Il pouvait me demander ce qu'il voulait. Rien n'avait brisé l'enthousiasme que j'avais à l'idée de travailler avec lui. Il m'aurait dit "Peau d'âne" ou La fée Carabosse (rires). Il n'y a quand même pas beaucoup de metteurs en scène qu'on a envie de suivre dans leur univers. [...] Il aurait pu me proposer un autre conte, beaucoup plus cruel, dur, je l'aurais suivi.

J'étais très à l'aise dans l'univers de Demy : celui du mélodrame, de la magie, du conte de fées comme "Peau d'âne".


Ce film est un conte de fées, très princesse, un papillon, mais en même temps, il virevolte sur des questions très réalistes : celle de l'inceste par exemple, une obsession de Demy, ou de l'amour fraternel.

"Peau-d'Ane" s'est réalisé dans une atmosphère assez particulière. Tourner un conte de fée, c'est à la fois être un personnage vrai et impalpable. C'est la première fois que j'incarnais un personnage en même temps inexistant et très connu. Il me fallait travailler sur le crédible et le fantomatique. Je devais jouer sur le léger sans identification possible. C'était une gageure passionnante. Ça m'était, par ailleurs, facilité par le fait que je n'aime pas prendre les choses brutalement, à bras-le-corps. Je tiens à conserver une certaine distance. Le personnage de Peau-d'Ane, purement imaginaire, sans psychologie préétablie, me facilitait une approche qui, par ailleurs, semble-t-il, paraissait correspondre aux souhaits de Demy. D'une façon générale, je m'implique profondément dans les personnages que j'incarne, ce qui peut paraître paradoxal par rapport à ce que je viens de dire (mais ce métier est tout de paradoxe) ; reste que ma pratique professionnelle fonctionne là-dessus : à la fois distanciation et enracinement.

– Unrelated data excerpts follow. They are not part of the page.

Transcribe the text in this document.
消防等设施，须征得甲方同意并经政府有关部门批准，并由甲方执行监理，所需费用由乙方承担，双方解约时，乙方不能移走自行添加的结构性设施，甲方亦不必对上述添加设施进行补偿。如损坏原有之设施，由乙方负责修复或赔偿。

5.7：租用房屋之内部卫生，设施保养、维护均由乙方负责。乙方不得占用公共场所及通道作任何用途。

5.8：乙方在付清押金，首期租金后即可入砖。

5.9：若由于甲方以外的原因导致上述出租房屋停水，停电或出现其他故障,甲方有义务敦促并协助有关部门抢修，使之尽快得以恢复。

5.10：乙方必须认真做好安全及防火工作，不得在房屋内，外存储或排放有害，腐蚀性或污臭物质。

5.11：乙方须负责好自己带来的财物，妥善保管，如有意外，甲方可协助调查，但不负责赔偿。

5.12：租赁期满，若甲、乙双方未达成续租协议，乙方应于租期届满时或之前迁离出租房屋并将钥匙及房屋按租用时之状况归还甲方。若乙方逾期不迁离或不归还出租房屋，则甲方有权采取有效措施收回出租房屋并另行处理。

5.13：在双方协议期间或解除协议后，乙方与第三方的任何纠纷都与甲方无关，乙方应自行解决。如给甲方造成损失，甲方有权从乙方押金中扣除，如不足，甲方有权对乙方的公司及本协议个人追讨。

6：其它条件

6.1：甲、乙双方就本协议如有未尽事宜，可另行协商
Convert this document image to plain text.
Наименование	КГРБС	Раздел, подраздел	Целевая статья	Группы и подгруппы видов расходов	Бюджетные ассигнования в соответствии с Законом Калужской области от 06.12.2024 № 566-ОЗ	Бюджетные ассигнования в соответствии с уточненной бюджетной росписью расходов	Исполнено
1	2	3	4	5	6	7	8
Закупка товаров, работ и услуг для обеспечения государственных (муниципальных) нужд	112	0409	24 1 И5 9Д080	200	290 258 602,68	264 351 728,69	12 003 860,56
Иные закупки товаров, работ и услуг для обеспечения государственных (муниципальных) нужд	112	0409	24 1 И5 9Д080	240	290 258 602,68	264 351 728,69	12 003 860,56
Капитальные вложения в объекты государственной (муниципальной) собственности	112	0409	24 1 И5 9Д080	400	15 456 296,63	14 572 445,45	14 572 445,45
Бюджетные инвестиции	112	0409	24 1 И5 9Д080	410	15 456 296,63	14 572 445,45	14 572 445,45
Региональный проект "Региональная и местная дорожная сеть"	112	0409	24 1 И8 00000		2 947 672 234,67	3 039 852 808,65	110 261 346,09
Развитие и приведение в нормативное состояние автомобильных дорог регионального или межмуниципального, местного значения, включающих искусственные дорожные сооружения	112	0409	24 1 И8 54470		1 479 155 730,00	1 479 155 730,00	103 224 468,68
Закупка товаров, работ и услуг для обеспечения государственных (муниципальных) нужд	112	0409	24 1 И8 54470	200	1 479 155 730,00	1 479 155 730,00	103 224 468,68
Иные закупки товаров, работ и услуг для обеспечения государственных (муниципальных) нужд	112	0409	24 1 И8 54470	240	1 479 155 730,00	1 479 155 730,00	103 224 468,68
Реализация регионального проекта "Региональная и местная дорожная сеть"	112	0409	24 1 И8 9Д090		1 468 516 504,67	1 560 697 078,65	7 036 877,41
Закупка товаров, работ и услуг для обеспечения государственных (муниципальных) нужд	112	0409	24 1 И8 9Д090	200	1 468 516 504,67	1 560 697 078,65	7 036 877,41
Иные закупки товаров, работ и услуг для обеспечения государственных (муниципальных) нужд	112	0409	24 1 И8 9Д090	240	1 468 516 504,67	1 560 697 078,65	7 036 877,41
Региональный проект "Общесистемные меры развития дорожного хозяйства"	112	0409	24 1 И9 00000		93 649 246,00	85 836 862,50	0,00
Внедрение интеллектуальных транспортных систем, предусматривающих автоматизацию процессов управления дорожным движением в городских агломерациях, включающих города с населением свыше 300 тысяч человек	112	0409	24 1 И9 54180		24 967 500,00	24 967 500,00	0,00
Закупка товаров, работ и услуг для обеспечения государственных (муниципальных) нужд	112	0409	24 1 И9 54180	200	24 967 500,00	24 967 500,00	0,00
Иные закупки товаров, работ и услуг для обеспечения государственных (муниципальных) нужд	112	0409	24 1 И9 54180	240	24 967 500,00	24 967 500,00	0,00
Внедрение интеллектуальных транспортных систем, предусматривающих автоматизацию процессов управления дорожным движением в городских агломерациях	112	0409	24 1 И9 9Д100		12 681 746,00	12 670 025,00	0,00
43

On aime toujours le dernier film qu'on a fait, mais, cette fois-ci, j'y tiens tout particulièrement. J'espère que ce conte de fées, les gens auront envie de le voir. Mais, a priori, pour les financiers, ce n'était pas une chose tellement exaltante ; il y avait là, au départ, et encore maintenant, malgré les excellentes critiques, une part de risques. Pour Mag Bodard, la productrice, pour Jacques Demy, le réalisateur, pour tous les acteurs, pour moi, "Peau d'âne" est donc comme un enfant plus fragile que d'autres, plus délicat à élever et auquel on se sent redevable d'énormément de soins.

Jacques nous demandait de tout exagérer : nos regards au plafond, nos gestes surjouant l'accablement ou l'émotion, comme dans une image pieuse. Ce qui nous a valu des fous rires dont on peut détecter la trace dans quelques scènes du film. Mais c'était surtout en sous-main, une injonction à la surréalité au sens esthétique et littéraire.

Une ambiance qui tenait réellement de la magie, et des partenaires merveilleux. Jean Marais, qui jouait au théâtre du Palais-Royal tous les soirs, et qui arrivait donc tous les matins en avion, à Chambord, pour tourner. Je ne connaissais pas Jean Marais, sinon sa réputation de gentillesse : dans la réalité, il est encore plus formidable qu'on le dit. Micheline Presle est d'un humour et d'une drôlerie extrêmes. Delphine Seyrig est un peu particulière mais étonnante.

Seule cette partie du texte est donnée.